Lou is a sadistic killer and a sadistic lover.  It’s plain to see the sexual element in his taking his belt to Joyce Lakeland after she’s got violent with, and stimulated, him on their first meeting.  It seems we’re meant to believe that Ford has been able to keep the killer inside him for a couple of decades before this provoking moment – even though his murderous violence seems to be an extension of the sexual sadism.  The plot synopsis of the book on Wikipedia explains that Lou finally ‘reveals to the reader the full nature of the inner demons that drive his criminal behavior’.   In this adaptation we soon see demonstrations of that behaviour but we never get much of an explanation of it and the graphic nature of the violence tells us very little more about Lou.  After he’s killed Joyce, he seems briefly to try to make himself feel remorse – he’s had an education, he knows that’s what he should feel – and to fail.  His mind flashes back to what he did as a child to another child and he returns to the present with a shudder; but again he seems startled by not feeling too much about it.  In these moments Casey Affleck is very convincing:  he goes beyond the trademark cold-eyed detachment of a screen psychopathic criminal.   I wasn’t completely clear, however, what the boy Lou did to a little girl:  did he murder as well as assault her?  (Whatever he did, it was his older stepbrother who took the rap.)  It’s not just the realistic, protracted violence against women that’s hard to justify in The Killer Inside Me.  The display of naked female flesh seems voyeuristic – we certainly don’t always see it from the protagonist’s point of view.  As a result, the implication that the women enjoy, up to a point, the sexual rough treatment meted out to them by Lou made me all the more uncomfortable.  Presenting flagellation as a kind of vigorous foreplay seems worse when the voyeurism elsewhere in the film suggests that you’re witnessing a sexual fantasy which isn’t just Lou Ford’s.

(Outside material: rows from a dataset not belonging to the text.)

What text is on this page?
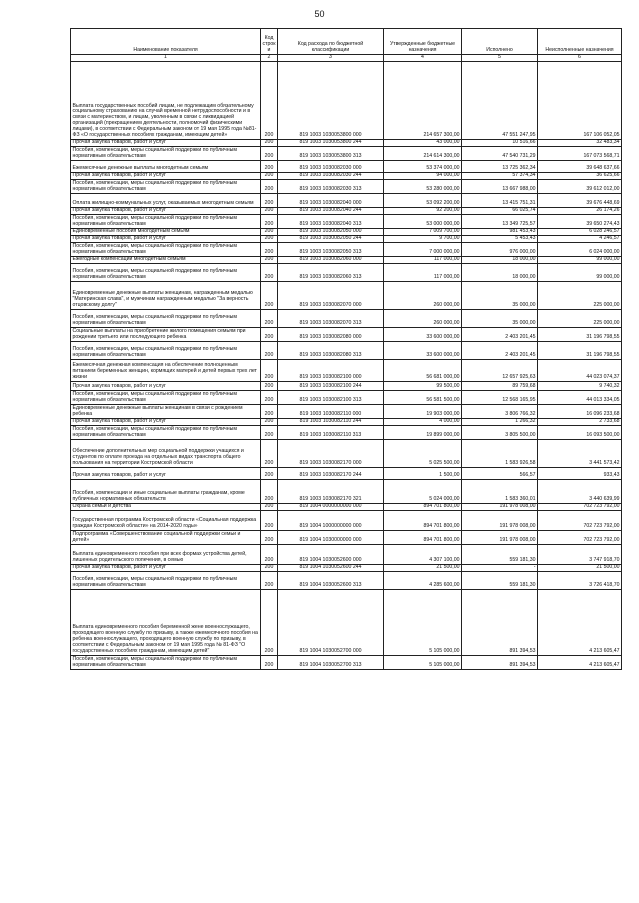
50
Наименование показателя	Код строк и	Код расхода по бюджетной классификации	Утвержденные бюджетные назначения	Исполнено	Неисполненные назначения
1	2	3	4	5	6
Выплата государственных пособий лицам, не подлежащим обязательному социальному страхованию на случай временной нетрудоспособности и в связи с материнством, и лицам, уволенным в связи с ликвидацией организаций (прекращением деятельности, полномочий физическими лицами), в соответствии с Федеральным законом от 19 мая 1995 года №81-ФЗ «О государственных пособиях гражданам, имеющим детей»	200	819 1003 1030053800 000	214 657 300,00	47 551 247,95	167 106 052,05
Прочая закупка товаров, работ и услуг	200	819 1003 1030053800 244	43 000,00	10 516,66	32 483,34
Пособия, компенсации, меры социальной поддержки по публичным нормативным обязательствам	200	819 1003 1030053800 313	214 614 300,00	47 540 731,29	167 073 568,71
Ежемесячные денежные выплаты многодетным семьям	200	819 1003 1030082030 000	53 374 000,00	13 725 362,34	39 648 637,66
Прочая закупка товаров, работ и услуг	200	819 1003 1030082030 244	94 000,00	57 374,34	36 625,66
Пособия, компенсации, меры социальной поддержки по публичным нормативным обязательствам	200	819 1003 1030082030 313	53 280 000,00	13 667 988,00	39 612 012,00
Оплата жилищно-коммунальных услуг, оказываемых многодетным семьям	200	819 1003 1030082040 000	53 092 200,00	13 415 751,31	39 676 448,69
Прочая закупка товаров, работ и услуг	200	819 1003 1030082040 244	92 200,00	66 025,74	26 174,26
Пособия, компенсации, меры социальной поддержки по публичным нормативным обязательствам	200	819 1003 1030082040 313	53 000 000,00	13 349 725,57	39 650 274,43
Единовременные пособия многодетным семьям	200	819 1003 1030082050 000	7 009 700,00	981 453,43	6 028 246,57
Прочая закупка товаров, работ и услуг	200	819 1003 1030082050 244	9 700,00	5 453,43	4 246,57
Пособия, компенсации, меры социальной поддержки по публичным нормативным обязательствам	200	819 1003 1030082050 313	7 000 000,00	976 000,00	6 024 000,00
Ежегодные компенсации многодетным семьям	200	819 1003 1030082060 000	117 000,00	18 000,00	99 000,00
Пособия, компенсации, меры социальной поддержки по публичным нормативным обязательствам	200	819 1003 1030082060 313	117 000,00	18 000,00	99 000,00
Единовременные денежные выплаты женщинам, награжденным медалью "Материнская слава", и мужчинам награжденным медалью "За верность отцовскому долгу"	200	819 1003 1030082070 000	260 000,00	35 000,00	225 000,00
Пособия, компенсации, меры социальной поддержки по публичным нормативным обязательствам	200	819 1003 1030082070 313	260 000,00	35 000,00	225 000,00
Социальные выплаты на приобретение жилого помещения семьям при рождении третьего или последующего ребенка	200	819 1003 1030082080 000	33 600 000,00	2 403 201,45	31 196 798,55
Пособия, компенсации, меры социальной поддержки по публичным нормативным обязательствам	200	819 1003 1030082080 313	33 600 000,00	2 403 201,45	31 196 798,55
Ежемесячная денежная компенсация на обеспечение полноценным питанием беременных женщин, кормящих матерей и детей первых трех лет жизни	200	819 1003 1030082100 000	56 681 000,00	12 657 925,63	44 023 074,37
Прочая закупка товаров, работ и услуг	200	819 1003 1030082100 244	99 500,00	89 759,68	9 740,32
Пособия, компенсации, меры социальной поддержки по публичным нормативным обязательствам	200	819 1003 1030082100 313	56 581 500,00	12 568 165,95	44 013 334,05
Единовременные денежные выплаты женщинам в связи с рождением ребенка	200	819 1003 1030082110 000	19 903 000,00	3 806 766,32	16 096 233,68
Прочая закупка товаров, работ и услуг	200	819 1003 1030082110 244	4 000,00	1 266,32	2 733,68
Пособия, компенсации, меры социальной поддержки по публичным нормативным обязательствам	200	819 1003 1030082110 313	19 899 000,00	3 805 500,00	16 093 500,00
Обеспечение дополнительных мер социальной поддержки учащихся и студентов по оплате проезда на отдельных видах транспорта общего пользования на территории Костромской области	200	819 1003 1030082170 000	5 025 500,00	1 583 926,58	3 441 573,42
Прочая закупка товаров, работ и услуг	200	819 1003 1030082170 244	1 500,00	566,57	933,43
Пособия, компенсации и иные социальные выплаты гражданам, кроме публичных нормативных обязательств	200	819 1003 1030082170 321	5 024 000,00	1 583 360,01	3 440 639,99
Охрана семьи и детства	200	819 1004 0000000000 000	894 701 800,00	191 978 008,00	702 723 792,00
Государственная программа Костромской области «Социальная поддержка граждан Костромской области» на 2014-2020 годы»	200	819 1004 1000000000 000	894 701 800,00	191 978 008,00	702 723 792,00
Подпрограмма «Совершенствование социальной поддержки семьи и детей»	200	819 1004 1030000000 000	894 701 800,00	191 978 008,00	702 723 792,00
Выплата единовременного пособия при всех формах устройства детей, лишенных родительского попечения, в семью	200	819 1004 1030052600 000	4 307 100,00	559 181,30	3 747 918,70
Прочая закупка товаров, работ и услуг	200	819 1004 1030052600 244	21 500,00	-	21 500,00
Пособия, компенсации, меры социальной поддержки по публичным нормативным обязательствам	200	819 1004 1030052600 313	4 285 600,00	559 181,30	3 726 418,70
Выплата единовременного пособия беременной жене военнослужащего, проходящего военную службу по призыву, а также ежемесячного пособия на ребенка военнослужащего, проходящего военную службу по призыву, в соответствии с Федеральным законом от 19 мая 1995 года № 81-ФЗ "О государственных пособиях гражданам, имеющим детей"	200	819 1004 1030052700 000	5 105 000,00	891 394,53	4 213 605,47
Пособия, компенсации, меры социальной поддержки по публичным нормативным обязательствам	200	819 1004 1030052700 313	5 105 000,00	891 394,53	4 213 605,47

The Killer Inside Me is well acted throughout.   The casting of Jessica Alba as the prostitute and Kate Hudson as the respectable girlfriend is effective not least because Hudson has a lewder quality.   In smaller roles, Ned Beatty, Simon Baker, Bill Pullman and Elias Koteas (especially) are all excellent.   Brent Briscoe is a bum-nemesis whose hand Ford burns and who returns to haunt him:  Briscoe overdoes it in the blackmailing scene but his later panic is very good.  A bug-eyed, hare-lipped lawman played by Matthew Maher is a more familiar Texan grotesque – although it works well that his looks are deceptive.  Winterbottom seems to me to have realised the locale fully and naturally (it’ll be interesting to see what American critics think about that) but the music he’s chosen, although it’s various, is consistently obvious – in the conventional, menacing score for the film by Melissa Parmenter, in ‘Fever’ played over the opening titles (designed to lead you to expect something more playfully noir than what you get), in the double helping of irony supplied by more lightweight pop songs of the period and emotionally soaring snatches of opera.  This wasn’t the best week to see a film called The Killer Inside Me (I booked my ticket on Wednesday morning, shortly before the news of the Derrick Bird rampage in Cumbria) but I think I would have found this movie unpleasantly unsatisfying anyway.   Because no film made in Hollywood before the late sixties could have contained much violence, a screen adaptation in the era in which the book first appeared may well have been more interesting than Michael Winterbottom’s.